The ethics committee ran through several scenarios, including one where SARS turned out to be as bad as the 1918 Spanish flu, which killed about 50 million people worldwide.

“If something like that were to occur, our ICUs would be overwhelmed in no time at all,” Fleck said.

Some members of the committee pushed harder for clear age cutoffs.

“Under that radical scenario, we said, no one over age 70 would be treated — hard stop,” Fleck said. “‘We’re sorry, we hope you’ve had a good life, but there are younger people who will benefit more from access to life prolonging care and we’re going to have to meet their needs first.’”

That, Fleck said, is a simple utilitarian approach — the greatest good for the greatest number.

“A lot of people find that off-putting when we’re talking about life and death decisions, but there is something of an egalitarian aspect to it as well,” he said.

The “hard stop” age cutoff was not incorporated into the guidelines.

“That is not something that is easy to sell,” Fleck said. “The governor did not want to promulgate this, as we had recommended.”

The finished guidelines point out that rationing care by “numerical age, quality-adjusted life-years, disability-adjusted life-years, or some other measurement based upon longevity or functioning raises several difficult issues,” mainly by “making an explicit differentiation between people on the basis of age.”

Michigan’s guidelines also mention a lottery as a possible “tie-breaker” if all other factors are equal and there is still a shortage of care, but stop short of recommending it.

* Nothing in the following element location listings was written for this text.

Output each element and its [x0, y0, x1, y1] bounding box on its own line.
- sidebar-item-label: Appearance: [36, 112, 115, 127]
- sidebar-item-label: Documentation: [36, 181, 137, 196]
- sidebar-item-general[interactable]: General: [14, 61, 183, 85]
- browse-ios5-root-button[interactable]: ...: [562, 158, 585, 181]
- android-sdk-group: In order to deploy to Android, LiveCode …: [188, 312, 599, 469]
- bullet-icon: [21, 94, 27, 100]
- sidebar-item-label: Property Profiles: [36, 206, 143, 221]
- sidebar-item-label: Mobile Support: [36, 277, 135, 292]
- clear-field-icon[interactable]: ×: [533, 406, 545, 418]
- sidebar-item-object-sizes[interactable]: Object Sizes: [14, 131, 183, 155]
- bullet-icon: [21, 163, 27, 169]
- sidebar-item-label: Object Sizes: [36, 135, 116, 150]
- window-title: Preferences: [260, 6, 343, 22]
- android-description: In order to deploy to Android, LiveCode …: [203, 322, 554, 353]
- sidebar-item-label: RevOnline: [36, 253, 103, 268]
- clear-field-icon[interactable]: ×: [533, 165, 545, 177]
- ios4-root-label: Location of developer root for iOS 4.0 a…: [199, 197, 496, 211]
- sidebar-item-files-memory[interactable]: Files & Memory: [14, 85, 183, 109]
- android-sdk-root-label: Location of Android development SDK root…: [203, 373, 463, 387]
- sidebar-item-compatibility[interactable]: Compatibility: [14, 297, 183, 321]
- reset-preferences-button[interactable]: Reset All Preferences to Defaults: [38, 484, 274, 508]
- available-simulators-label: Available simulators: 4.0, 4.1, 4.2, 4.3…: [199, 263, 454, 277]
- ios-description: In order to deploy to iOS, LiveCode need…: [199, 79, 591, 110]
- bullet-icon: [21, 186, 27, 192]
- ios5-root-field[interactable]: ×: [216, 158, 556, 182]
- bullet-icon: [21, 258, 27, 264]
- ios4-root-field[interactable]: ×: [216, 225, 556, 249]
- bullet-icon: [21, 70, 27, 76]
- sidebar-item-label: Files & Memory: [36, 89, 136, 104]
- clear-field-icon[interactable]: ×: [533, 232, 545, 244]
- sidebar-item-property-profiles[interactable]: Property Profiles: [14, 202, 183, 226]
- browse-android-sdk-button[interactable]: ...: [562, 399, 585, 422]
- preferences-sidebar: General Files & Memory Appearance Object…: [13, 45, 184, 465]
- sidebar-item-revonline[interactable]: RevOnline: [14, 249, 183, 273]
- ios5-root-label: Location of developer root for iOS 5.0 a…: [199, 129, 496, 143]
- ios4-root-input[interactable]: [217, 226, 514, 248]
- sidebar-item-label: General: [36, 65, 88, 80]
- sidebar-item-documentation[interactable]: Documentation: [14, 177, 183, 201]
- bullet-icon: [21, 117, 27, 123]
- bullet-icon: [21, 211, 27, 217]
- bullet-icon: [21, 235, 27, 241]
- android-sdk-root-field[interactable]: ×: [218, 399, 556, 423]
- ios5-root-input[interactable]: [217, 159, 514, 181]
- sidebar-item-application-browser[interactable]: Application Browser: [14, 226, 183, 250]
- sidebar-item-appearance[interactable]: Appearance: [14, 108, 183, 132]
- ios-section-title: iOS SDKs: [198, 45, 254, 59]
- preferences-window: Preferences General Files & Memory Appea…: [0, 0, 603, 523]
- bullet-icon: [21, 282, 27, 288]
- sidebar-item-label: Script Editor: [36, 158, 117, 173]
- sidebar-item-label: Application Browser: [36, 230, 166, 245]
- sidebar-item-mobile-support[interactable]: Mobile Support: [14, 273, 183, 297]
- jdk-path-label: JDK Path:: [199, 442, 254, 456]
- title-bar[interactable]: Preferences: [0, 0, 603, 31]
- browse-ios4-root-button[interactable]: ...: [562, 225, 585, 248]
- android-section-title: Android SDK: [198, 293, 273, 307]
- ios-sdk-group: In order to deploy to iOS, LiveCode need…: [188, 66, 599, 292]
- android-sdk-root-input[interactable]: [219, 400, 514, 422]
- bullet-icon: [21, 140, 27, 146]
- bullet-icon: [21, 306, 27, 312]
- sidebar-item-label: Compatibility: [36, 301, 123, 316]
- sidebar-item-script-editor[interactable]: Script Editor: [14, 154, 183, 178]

If such rationing has to be implemented, the Michigan guidelines recommend that the decisions be made by “persons removed from the clinical context,” thus lifting the burden of life-and-death decisions from beleaguered nurses and doctors.

Will it come down to rationing at all?

Health care workers from around the world have asserted that the health care system has an ethical obligation to avoid rationing care whenever it can.

That brings the discussion full circle, to the social distancing tools the world is deploying in the hope of avoiding, or at least minimizing, the terrible prospect of rationing care.

“We’ve got a wildfire out there,” Paneth said. “We have to stop adding fuel to the fire. Wildfires survive if they can find fresh fuel. Fresh fuel is people who have not yet been infected. Every time you get people together, you open the door to spreading the fire.”